RELATED APPLICATIONS
The present application is based on, and claims priority from,
Taiwan Application Serial Number 95118143, filed May 22, 2006, the
disclosure of which is hereby incorporated by reference herein in
its entirety.
FIELD OF THE INVENTION
The present invention relates to an audio signal segmentation
algorithm, and more particularly, to an audio signal segmentation
algorithm used under low signal-to-noise ratio (SNR) noise
environment.
BACKGROUND OF THE INVENTION
The technique of segmenting speech/music signals from audio signals
has become more important in multimedia applications. There are
three kinds of audio signal segmentation algorithms at present. The
first kind of audio signal segmentation algorithm designs
classifiers by directly extracting the features of the signals in
the time domain or the frequency domain to discriminate and to
further segment the speech and the music signals. The features used
in these kinds of audio signal segmentation algorithms are
zero-crossing information, energy, pitch, Cepstral Coefficients,
line spectral frequencies, 4 Hz modulation energy and some
perception features, such as tone and rhythm. These kinds of
conventional techniques extract the features directly. However, the
size of the windows used to analyze the signals is increasingly
bigger, so the segmented scope is not precise enough. Furthermore,
fixed thresholds are used in most methods to determine the
segmentation. Therefore, they cannot offer satisfactory results
under low SNR noise environments.
The second kind of audio signal segmentation algorithm generates
features needed in the classifiers by statistics, which is called
the posterior probability based feature. Although better results
can be obtained by getting features with statistics, a large number
of training data samples are needed in these kinds of conventional
techniques and they are also not suitable in actual
environments.
The third kind of audio signal segmentation algorithm emphasizes
the design of the classifier models. The most commonly used methods
are Bayesian information criterion, Gaussian likelihood ratio and a
hidden Markov model (HMM) based classifier. These kinds of
conventional techniques put stress on setting up effective
classifiers. Although the methods are practical, some of them need
larger computation, such as using the Bayesian information
criterion, and some of them need to prepare a large number of
training data samples in advance to set up the models needed, such
as using Gaussian likelihood ratio and hidden Markov model (HMM).

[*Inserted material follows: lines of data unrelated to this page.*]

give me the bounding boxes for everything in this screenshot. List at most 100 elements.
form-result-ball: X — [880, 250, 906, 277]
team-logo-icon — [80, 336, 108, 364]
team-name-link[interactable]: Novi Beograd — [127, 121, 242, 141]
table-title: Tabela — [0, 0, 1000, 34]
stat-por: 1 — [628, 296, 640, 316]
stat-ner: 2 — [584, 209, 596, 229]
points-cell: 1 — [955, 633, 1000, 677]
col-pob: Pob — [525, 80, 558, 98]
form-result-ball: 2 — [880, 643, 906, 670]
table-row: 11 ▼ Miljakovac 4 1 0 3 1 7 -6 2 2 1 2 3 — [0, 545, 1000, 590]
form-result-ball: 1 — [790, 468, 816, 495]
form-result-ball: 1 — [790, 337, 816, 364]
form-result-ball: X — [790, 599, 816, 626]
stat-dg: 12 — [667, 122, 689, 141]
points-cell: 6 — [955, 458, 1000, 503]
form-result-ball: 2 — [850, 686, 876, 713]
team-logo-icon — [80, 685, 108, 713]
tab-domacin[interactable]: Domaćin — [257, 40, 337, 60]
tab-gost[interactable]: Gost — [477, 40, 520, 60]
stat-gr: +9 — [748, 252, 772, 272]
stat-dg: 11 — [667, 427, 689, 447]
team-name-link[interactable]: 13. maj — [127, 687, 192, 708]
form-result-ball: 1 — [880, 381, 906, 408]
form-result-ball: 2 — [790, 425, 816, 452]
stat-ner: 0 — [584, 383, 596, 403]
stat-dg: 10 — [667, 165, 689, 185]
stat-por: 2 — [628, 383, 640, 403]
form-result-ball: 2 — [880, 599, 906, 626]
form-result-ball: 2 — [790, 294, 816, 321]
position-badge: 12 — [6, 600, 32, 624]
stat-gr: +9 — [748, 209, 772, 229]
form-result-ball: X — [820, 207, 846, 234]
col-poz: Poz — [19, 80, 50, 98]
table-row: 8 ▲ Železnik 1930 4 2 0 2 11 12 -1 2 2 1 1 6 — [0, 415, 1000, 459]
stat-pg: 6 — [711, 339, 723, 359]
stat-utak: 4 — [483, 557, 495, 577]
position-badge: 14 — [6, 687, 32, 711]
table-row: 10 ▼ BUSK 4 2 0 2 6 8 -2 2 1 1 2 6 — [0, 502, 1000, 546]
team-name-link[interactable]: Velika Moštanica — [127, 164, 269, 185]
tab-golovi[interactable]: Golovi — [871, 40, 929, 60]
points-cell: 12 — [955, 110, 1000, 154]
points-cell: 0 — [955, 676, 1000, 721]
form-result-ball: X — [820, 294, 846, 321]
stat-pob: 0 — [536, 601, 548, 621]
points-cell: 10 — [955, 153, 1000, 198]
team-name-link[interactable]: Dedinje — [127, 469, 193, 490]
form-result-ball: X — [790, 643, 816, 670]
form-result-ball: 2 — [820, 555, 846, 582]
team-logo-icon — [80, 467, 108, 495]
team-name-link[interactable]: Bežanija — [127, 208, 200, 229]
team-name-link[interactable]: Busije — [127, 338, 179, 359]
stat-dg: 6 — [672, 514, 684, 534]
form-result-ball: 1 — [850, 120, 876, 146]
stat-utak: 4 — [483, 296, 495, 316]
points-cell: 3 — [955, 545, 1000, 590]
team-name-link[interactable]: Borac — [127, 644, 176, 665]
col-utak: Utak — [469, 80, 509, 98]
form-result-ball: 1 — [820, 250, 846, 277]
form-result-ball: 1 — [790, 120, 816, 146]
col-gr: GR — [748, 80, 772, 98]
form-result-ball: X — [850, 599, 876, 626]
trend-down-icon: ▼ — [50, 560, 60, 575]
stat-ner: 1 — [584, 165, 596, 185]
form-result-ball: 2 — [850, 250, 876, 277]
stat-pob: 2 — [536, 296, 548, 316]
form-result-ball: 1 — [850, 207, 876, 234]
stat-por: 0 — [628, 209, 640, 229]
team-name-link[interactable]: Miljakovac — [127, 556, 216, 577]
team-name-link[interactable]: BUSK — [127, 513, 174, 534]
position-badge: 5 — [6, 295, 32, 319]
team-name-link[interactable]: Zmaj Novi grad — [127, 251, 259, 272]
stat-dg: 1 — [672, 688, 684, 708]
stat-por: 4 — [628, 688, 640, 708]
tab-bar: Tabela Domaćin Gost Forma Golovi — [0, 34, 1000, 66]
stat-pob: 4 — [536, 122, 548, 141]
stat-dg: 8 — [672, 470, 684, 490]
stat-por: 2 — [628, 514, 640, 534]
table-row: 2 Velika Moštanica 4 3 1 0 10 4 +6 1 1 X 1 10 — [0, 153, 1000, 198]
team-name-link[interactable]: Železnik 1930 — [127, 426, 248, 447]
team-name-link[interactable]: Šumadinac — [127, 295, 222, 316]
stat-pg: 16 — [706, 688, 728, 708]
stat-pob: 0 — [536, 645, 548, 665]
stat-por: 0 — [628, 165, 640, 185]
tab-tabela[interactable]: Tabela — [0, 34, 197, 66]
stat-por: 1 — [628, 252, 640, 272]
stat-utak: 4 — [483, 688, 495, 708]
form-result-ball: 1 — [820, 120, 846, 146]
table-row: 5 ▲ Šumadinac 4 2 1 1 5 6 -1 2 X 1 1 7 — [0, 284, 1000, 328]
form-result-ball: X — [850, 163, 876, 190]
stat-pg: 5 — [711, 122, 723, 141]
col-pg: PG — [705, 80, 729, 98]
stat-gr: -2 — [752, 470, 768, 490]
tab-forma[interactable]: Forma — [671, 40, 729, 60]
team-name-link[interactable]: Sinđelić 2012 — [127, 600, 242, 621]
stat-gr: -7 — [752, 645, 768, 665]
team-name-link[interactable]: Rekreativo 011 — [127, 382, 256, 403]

They are not good choices in practical applications.
SUMMARY OF THE INVENTION
Therefore, one objective of the present invention is to provide an
audio signal segmentation algorithm suitable to be used in low SNR
environments which works well in practical noisy environments.
Another objective of the present invention is to provide an audio
signal segmentation algorithm which can be used in the front of the
audio signal processing system to classify the signals and further
to let the system discriminate and segment the speech and the audio
signals.
Still another objective of the present invention is to provide an
audio signal segmentation algorithm in which plenty of training
data is not needed and the ability of the features chosen to resist
the noise is better.
Still another objective of the present invention is to provide an
audio signal segmentation algorithm which can be used as an IP to
be supplied to multimedia system chips.
According to the aforementioned objectives, the present invention
provides an audio signal segmentation algorithm comprising the
following steps. First, an audio signal is provided. Then, an audio
activity detection (AAD) step is applied to divide the audio signal
into at least one first audio segment and at least one second audio
segment. Then, an audio feature extraction step is performed on the
second audio segment to obtain a plurality of audio features of the
second audio segment. A smoothing step is then applied to the
second audio segment after the audio feature extraction step.
Afterwards, a plurality of speech frames and a plurality of music
frames are discriminated from the second audio segment wherein the
speech frames and the music frames compose at least one speech
segment and at least one music segment, respectively.
According to the preferred embodiment of the present invention, the
first audio segment is a noise segment. The audio activity
detection step further comprises the following steps. First, the
audio signal is divided into a plurality of frames. Then, a
frequency transformation step is applied to signals in each of the
frames to obtain a plurality of bands in each frame. Then, a
likelihood computation step is performed on the bands and a noise
parameter to obtain a likelihood ratio there between. Then, a
comparison step is performed on the likelihood ratio and a noise
threshold. If the noise threshold is greater than the likelihood
ratio, the bands belong to a first frame, and if the likelihood
ratio is greater than the noise threshold, the bands belong to a
second frame wherein the first frame belongs to the first audio
segment and the second frame belongs to the second audio segment.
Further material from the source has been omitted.